While the incident occurred in England, it could just as easily happen here as prosecutors and police are under enormous pressure to take a woman at her word when she cries rape.

New York Post:

“I can’t explain the mental torture of the past two years. … I feel betrayed by the system which I had believed would do the right thing, the system I want to work in.”

The life-changing discovery was made at the 11th hour when a new prosecutor, Jerry Hayes, took over the case one day before the trial began and ordered police to hand over records — including a computer disk that contained 40,000 messages.

Mr Allan’s lawyers had already sought access to the accusers’s telephone records and messages but their requests were denied on the basis there was nothing of interest in them.

Upon discovering the messages, Mr Hayes said he would offer no evidence in court and would like to “apologise” to Mr Allan.

“There was a terrible failure in disclosure which was inexcusable,” he said. “There could have been a serious miscarriage of justice, which could have led to a very significant period of imprisonment and life on the sex offenders register. It appears the officer in the case has not reviewed the disk, which is quite appalling.”

Speaking later, he said detectives had previously told him the sexual messages were “too personal” to share.

“The defence quickly saw the information blew the prosecution out of the water. If they had not been seen this boy faced 12 years in prison and on the sex offenders’ register for life with little chance of appeal. This was a massive miscarriage of justice, which thank heavens was avoided,” he told the BBC.

Judge Peter Gower said Mr Allan was not guilty on all charges.

“There is something that has gone wrong and it is a matter that the Crown Prosecution Service (CPS) in my judgment should be considering at the very highest level,” he said.

“Mr Allan leaves the courtroom an innocent man without a stain on his character.”

Mr Allan’s defence lawyer Julia Smart said she also received details about the text messages the night before she was due to cross examine the accuser, and when she told the court of her findings the trial was scrapped.

Mr Allan’s mum, Lorraine Allan, 46, said the “current climate” means that many people are treated as “guilty until you can prove you’re innocent.”

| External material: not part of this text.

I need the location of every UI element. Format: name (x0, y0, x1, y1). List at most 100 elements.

We want our prosecutors  to be bulldogs because oftentimes, persistence is the only way to bring the guilty to justice. But this is a case where the original prosecutor wanted to win so badly that he deliberately withheld evidence that would have exonerated Mr. Allan almost immediately. Perhaps he even felt that a high profile rape case successfully prosecuted would benefit his career.

Meanwhile, Mr. Allan suffered not only from the vindictiveness of a spurned woman, but a system that's rigged in favor of the accuser in rape cases. Certainly, there was a time when the opposite was true. How a woman dressed, her previous sexual history, and the most personal details of her relationships were fair game for defense attorneys. In "He said, she said" situations, it was easier to believe a man's story about the woman's willingness to have sex.

Now the pendulum has swung and the rights of the accused are being slighted in favor of the politically correct notion that women never make false rape charges and should always be believed. I appreciate the wrenching nature of sexual assault and what it does to a woman physically and psychologically. But we shouldn't abandon our cherished rights - including suspects in rape cases being innocent until found guilty - because the crime committed is so horrible.

Women are capable of lying in order to send someone who hurt them emotionally to jail. Mr. Allan's story is a cautionary tale that a more balanced approach to rape cases must be taken even if that means some discomfort and angst for the victim. Sending someone to jail should never be easy regardless of the crime and treating rape victims differently skews the process and damages the legal rights of the accused.